We looked into the logs and saw that the issue in this log is bit different. We saw that the handled issue in this bug (https://bugzilla.redhat.com/show_bug.cgi?id=1130222#c1) was solved, the other issue was opened as: https://bugzilla.redhat.com/show_bug.cgi?id=1136840
Tested the following: - Got a situation in which I have unknown tasks running on SPM (uploadImageToStream tasks that are not being polled by engine due to https://bugzilla.redhat.com/show_bug.cgi?id=1136840) - Tried to put the host to maintenance spmStop is not sent to vdsm. 2014-09-14 11:19:48,121 INFO [org.ovirt.engine.core.vdsbroker.vdsbroker.SpmStopVDSCommand] (org.ovirt.thread.pool-6-thread-12) [5c0b4281] SpmStopVDSCommand::Not stopping SPM on vds green-vdsb, pool id b7cf7a2a-4fde-4732-91f8-a9808ff85b93 as there are uncleared tasks Verified using rhev3.5 vt3.1
Got confused with https://bugzilla.redhat.com/show_bug.cgi?id=1130766. Steps to reproduce of this bug should be: - Have unknown task to engine running on SPM - Put master storage domain to maintenance Putting master domain to maintenance still fails with an uninformative message: 2014-09-14 15:50:55,077 ERROR [org.ovirt.engine.core.bll.storage.DeactivateStorageDomainCommand] (org.ovirt.thread.pool-6-thread-22) [617167d3] Aborting execution due to failure stopping SPM. Stop SPM failed due to null Liron, this bug was originally opened for the failure of putting the master domain to maintenance when having unknown tasks.

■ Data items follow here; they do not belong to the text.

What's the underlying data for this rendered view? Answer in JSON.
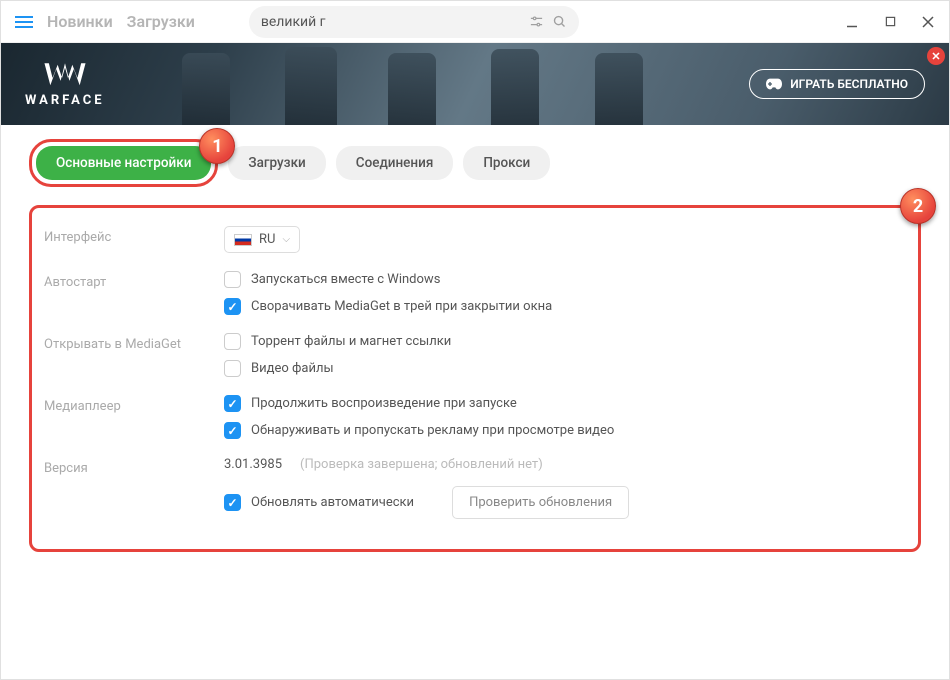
{
  "titlebar": {
    "nav": [
      "Новинки",
      "Загрузки"
    ],
    "search_value": "великий г"
  },
  "banner": {
    "brand": "WARFACE",
    "cta": "ИГРАТЬ БЕСПЛАТНО"
  },
  "tabs": {
    "active": "Основные настройки",
    "others": [
      "Загрузки",
      "Соединения",
      "Прокси"
    ]
  },
  "annotations": {
    "one": "1",
    "two": "2"
  },
  "settings": {
    "interface": {
      "label": "Интерфейс",
      "lang": "RU"
    },
    "autostart": {
      "label": "Автостарт",
      "opts": [
        {
          "text": "Запускаться вместе с Windows",
          "checked": false
        },
        {
          "text": "Сворачивать MediaGet в трей при закрытии окна",
          "checked": true
        }
      ]
    },
    "open_in": {
      "label": "Открывать в MediaGet",
      "opts": [
        {
          "text": "Торрент файлы и магнет ссылки",
          "checked": false
        },
        {
          "text": "Видео файлы",
          "checked": false
        }
      ]
    },
    "player": {
      "label": "Медиаплеер",
      "opts": [
        {
          "text": "Продолжить воспроизведение при запуске",
          "checked": true
        },
        {
          "text": "Обнаруживать и пропускать рекламу при просмотре видео",
          "checked": true
        }
      ]
    },
    "version": {
      "label": "Версия",
      "number": "3.01.3985",
      "status": "(Проверка завершена; обновлений нет)",
      "auto": {
        "text": "Обновлять автоматически",
        "checked": true
      },
      "check_btn": "Проверить обновления"
    }
  }
}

I think this should be handled like it's being done for putting the SPM to maintenance while having unknown tasks. I'm verifying https://bugzilla.redhat.com/show_bug.cgi?id=1130766 according to comment #8
You should have another print before indicating that there are tasks (log of SpmStopCommand). The "due to null" issue in your last comment was already fixed by me a while ago in this patch and will be in 3.6 as it has no effect. http://gerrit.ovirt.org/#/c/31564/ please verify that and let me know if there's any further issue.
spmStop isn't sent to vdsm as part of trying to put the master domain to maintenance while there are unknown running tasks in SPM. Moving back to VERIFIED Used vt3.1
oVirt 3.5 has been released and should include the fix for this issue.